Mohammadreza Khodabakhsh

Koc University · Department of Chemistry

Lets say we have a substrate without any background noise which is coated plasmonic nanomaterials (Au or Ag N.P) just like the schematic image below. Since In Raman measurements 3 lasers with different wavelengths (532nm/633nm/780nm) can be used, based on absorption wavelength of both organic analyte and plasmonic nanoparticles, Does absorption of Light by N.P can contribute to the SERS enhancement? which of the following conditions is ideal for SERS measurement and can give us better peak enhancement ?

Condition 1: wavelength of laser should be close to absorption wavelength of Analyte

Condition 2: wavelength of laser should be close to absorption wavelength of Plasmonic Nanoparticles

Condition 3: it is better that both analyte and N.P have similar absorption wavelength

Condition 4: There is no overlap of absorption wavelength of analyte and N.P

In order to synthesize silver nanoparticles with specific shapes such as triangular or decahedron, we usually add capping agents such as PVP or citrate to the solution. for higher concentration solution the amount of these organic compounds should be increased inevitably.
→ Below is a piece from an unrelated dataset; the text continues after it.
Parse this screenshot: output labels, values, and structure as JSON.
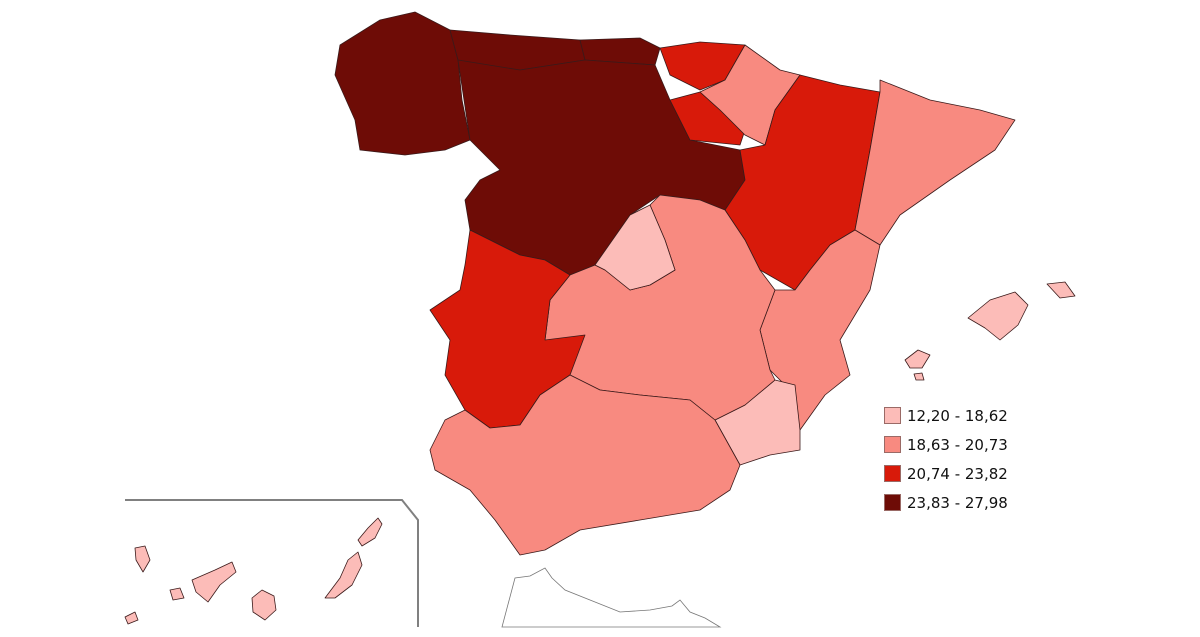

After drying one droplet of the final solution, thick layer of organic materials covers the nanoparticles (as shown in the attached figure).

I have seen that in many papers people suggest using "dialysis bag" or "centrifuge tube with filtration membrane" but both of these techniques may destroy unstable nanoparticles (specially triangular shaped N.Ps). Do you have any suggestion for getting rid of any organic materials form the final solution with out sacrificing the nanoparticles?

Aurivillius layered perovskites are consist of positively charged [Bi₂O₂]²⁺ interlayers, separating negatively charged Perovskite sheets. By performing acid washing , we can selectively wash away [Bi₂O₂]²⁺ layers and exfoliated the layered structure into single perovskite nanosheets. In the case of my sample with [Bi₂O₂][SrTa₂O₇] formula, evaluation of Tantalum (4f) XPS bands before and after exfoliation step shows small peak shift to lower bonding energy. On the other hand and according to literature, standard separation value for 4f_7/2 and 4f_5/2 bands of Tantalum should be 1.91 eV. In the case of our sample, when we have [Bi₂O₂]²⁺ sheets between [SrTa₂O₇]^2- perovskite sheet, energy separation of 4f_7/2 and 4f_5/2 is equal to 2.98 eV. However, after removing [Bi₂O₂]²⁺ layers, energy separation of 4f_7/2 and 4f_5/2 for [SrTa₂O₇]^2- perovskite has become 1.9 eV. (shown in the attached image)

Is it possible to generalize chemical stability of group of materials versus the others? For instance, can we arrange oxides, fluorides and haloids in an order from most to least chemically stable ?

The term "Chemically stable" sounds confusing too. When we say a material is chemically stable, are we including factors such as Temperature, Pressure, pH of medium, etc all at the same time ? I'm asking this question because I saw in a reference that they said Oxides are more chemically stable than Fluorides. While, in another paper the exact opposite claim was mentioned without any condition explanation.

"Phonon energy" is typically used to describe the resonance energy of lattice vibrations. As the host phonon energy decreases , we need more number of phonons to bridge the energy gap between excited state and ground state. Consequently, in host materials with low phonon energy, chance of radiative relaxation (upconversion efficiency) increases by lowering probability of non-radiative relaxation.

In order to decide the best host for upconversion measurements among several candidates, lattice phonon energy of the material should be measured (or calculated). So the question is that whether it's value should be calculate theoretically or is there any experimental technique to directly/indirectly measure this value ?

For example, should "Cerium oxide" be used instead of "Cerium nitrate"?

Upon doping of some elements in materials like BiFeO3 we see dramatic change in Ferroelectric properties of our material, like reduction in Transition Temperature. If we say that Bismuth has "6s2" lone pair, How can we explain that Tc reduction by stereochemical activity of Lone Pair ? Does this "Lone pair" have the ability to impact on volume distortion in our structure?

I am trying to coat "Bismuth Ferrite" solution (0.5 Molar) on "Nb doped Strontium Titanate". The solution is prepared by Sol-Gel method, and "Ethylene glycol" and "Acetic acid" are used as solvents. After cleaning the surface of "SrTiO3" by Distilled water and acetone and drying it by "Nitrogen Gas". I used spin coating to coat only single drop of the solution on the surface of the substrate, but during and after the calcination there are always tiny air bubbles on the surface of the sample (only visible in higher magnification).